Title: Next Generation Digital Tabletop Interfaces: Moving Beyond Photosharing
Date: Tuesday Dec 15th, 2009
Time: 6:00pm
Place: TheCodeFactory, 246 Queen St., Ottawa

Abstract:
Even before Microsoft announced the Surface system in 2007, the Human-Computer Interaction community was actively researching digital tabletop technologies since Pierre Wellner proposed the DigitalDesk in 1991. Yet only very recent and emerging hardware and software advances have begun to make digital tabletops a feasible technology for real-world markets. Innovations in operating systems (e.g. Microsoft 7), development environments (e.g. Windows Presentation Foundation), and input technologies (e.g. FTIR and TouchCo “multitouch” technologies) are enabling a move beyond proof-of-concept tabletop systems, beyond demonstrations of simple applications that show new interface metaphors and interaction techniques for manipulating and sharing digital photos. Though we are still a few years away from consumer-grade interactive tabletop systems being sold at Best Buy, more specialized markets are emerging and early-adopter markets are on the horizon. This talk will overview some of the digital tabletop research being conducted in the Collaborative Systems Laboratory at the University of Waterloo in two specific application areas: military command and control operations, and digital board gaming.

Speaker Bio:
Stacey D. Scott, Ph.D. is an Assistant Professor of Human Systems Engineering in the Department of Systems Design Engineering at the University of Waterloo in Waterloo, ON, Canada. Dr.

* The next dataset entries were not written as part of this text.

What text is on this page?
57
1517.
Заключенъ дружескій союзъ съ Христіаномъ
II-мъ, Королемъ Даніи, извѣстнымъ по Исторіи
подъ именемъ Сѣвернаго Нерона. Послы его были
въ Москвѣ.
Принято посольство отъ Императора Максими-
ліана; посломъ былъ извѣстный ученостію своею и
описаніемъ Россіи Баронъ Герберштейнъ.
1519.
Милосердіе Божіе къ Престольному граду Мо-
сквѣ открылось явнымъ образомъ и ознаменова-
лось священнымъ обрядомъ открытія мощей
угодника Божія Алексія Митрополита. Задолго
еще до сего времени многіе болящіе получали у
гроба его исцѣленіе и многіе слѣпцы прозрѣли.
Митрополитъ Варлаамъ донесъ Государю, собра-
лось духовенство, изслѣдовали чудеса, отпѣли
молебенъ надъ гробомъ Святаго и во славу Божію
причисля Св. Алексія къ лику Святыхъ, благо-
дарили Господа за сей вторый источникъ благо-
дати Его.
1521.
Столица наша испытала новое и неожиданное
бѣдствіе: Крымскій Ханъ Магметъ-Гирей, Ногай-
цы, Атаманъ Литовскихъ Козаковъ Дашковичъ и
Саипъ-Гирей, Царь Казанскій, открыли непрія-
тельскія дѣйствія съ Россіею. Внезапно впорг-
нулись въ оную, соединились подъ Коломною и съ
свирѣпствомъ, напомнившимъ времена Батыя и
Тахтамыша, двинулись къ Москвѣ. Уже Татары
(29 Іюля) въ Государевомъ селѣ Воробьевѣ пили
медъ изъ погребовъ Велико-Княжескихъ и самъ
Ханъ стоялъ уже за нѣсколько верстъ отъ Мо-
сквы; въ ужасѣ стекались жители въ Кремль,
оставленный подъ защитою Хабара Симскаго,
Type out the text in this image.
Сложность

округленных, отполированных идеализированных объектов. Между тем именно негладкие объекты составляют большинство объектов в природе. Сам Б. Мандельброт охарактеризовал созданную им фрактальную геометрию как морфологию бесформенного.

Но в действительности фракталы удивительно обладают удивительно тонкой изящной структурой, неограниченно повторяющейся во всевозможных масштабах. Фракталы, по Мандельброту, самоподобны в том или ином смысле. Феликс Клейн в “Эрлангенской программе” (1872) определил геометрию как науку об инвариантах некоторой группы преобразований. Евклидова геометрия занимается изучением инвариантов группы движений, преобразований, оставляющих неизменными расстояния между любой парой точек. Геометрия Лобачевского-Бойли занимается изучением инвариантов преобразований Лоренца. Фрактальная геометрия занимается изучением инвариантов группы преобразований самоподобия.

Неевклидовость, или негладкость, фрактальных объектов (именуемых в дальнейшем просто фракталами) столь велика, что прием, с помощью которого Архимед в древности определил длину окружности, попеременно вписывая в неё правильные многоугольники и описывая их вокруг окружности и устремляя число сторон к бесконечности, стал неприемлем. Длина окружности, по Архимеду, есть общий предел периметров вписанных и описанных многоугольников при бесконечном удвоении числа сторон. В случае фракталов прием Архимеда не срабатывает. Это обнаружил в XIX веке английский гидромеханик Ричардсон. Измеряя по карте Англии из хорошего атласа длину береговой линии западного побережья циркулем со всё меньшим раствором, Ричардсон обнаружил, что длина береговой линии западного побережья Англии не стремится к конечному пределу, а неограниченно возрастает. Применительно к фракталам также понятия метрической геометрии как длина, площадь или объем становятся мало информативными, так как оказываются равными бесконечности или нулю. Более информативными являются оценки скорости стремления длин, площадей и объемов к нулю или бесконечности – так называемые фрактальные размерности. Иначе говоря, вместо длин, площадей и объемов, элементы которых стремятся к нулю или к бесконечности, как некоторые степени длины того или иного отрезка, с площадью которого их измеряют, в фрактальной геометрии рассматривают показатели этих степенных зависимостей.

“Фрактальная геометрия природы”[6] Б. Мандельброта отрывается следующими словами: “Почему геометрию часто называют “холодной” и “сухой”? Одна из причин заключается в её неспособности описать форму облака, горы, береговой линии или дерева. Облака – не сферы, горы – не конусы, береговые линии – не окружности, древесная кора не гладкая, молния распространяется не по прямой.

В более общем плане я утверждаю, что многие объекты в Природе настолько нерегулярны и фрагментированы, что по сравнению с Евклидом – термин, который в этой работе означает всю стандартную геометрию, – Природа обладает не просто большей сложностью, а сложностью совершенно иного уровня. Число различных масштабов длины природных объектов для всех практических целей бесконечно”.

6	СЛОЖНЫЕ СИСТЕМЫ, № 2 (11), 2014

Scott received her Ph.D. in Computer Science (specializing in Human-Computer Interaction and Computer-Supported Collaboration) from the University of Calgary in 2005. She received her B.Sc. in Computing Science and Mathematics from Dalhousie University (Halifax, NS) in 1997. She completed two years of postdoctoral studies in the Humans and Automation Lab at the Massachusetts Institute of Technology (Cambridge, MA, USA) from 2005-2007, where she developed awareness technologies to facilitate collaborative decision-making in time-critical military command and control operations. Dr. Scott’s graduate research focused on understanding collaborative tabletop work practices with traditional media and developing interface design requirements for digital tabletop platforms. She is now combining this previous
theoretical and high-level requirements work with the applied research experience gained in her postdoc to pursue the development of digital tabletop systems that support real-world collaboration in complex task domains. In general, her research interests include computer-supported collaboration, large-screen displays, interface and interaction design, and information visualization.

When and Where:

This event will take place on Tuesday Dec 15th, 2009, 6:00pm at TheCodeFactory, located at 246 Queen Street, between Bank and Kent, (on the second floor) above the Green Papaya Restaurant.

Note: there is no cost for attending this event and prior registration is not required. Light snacks and refreshments will be served. An informal social gathering will follow at a nearby pub.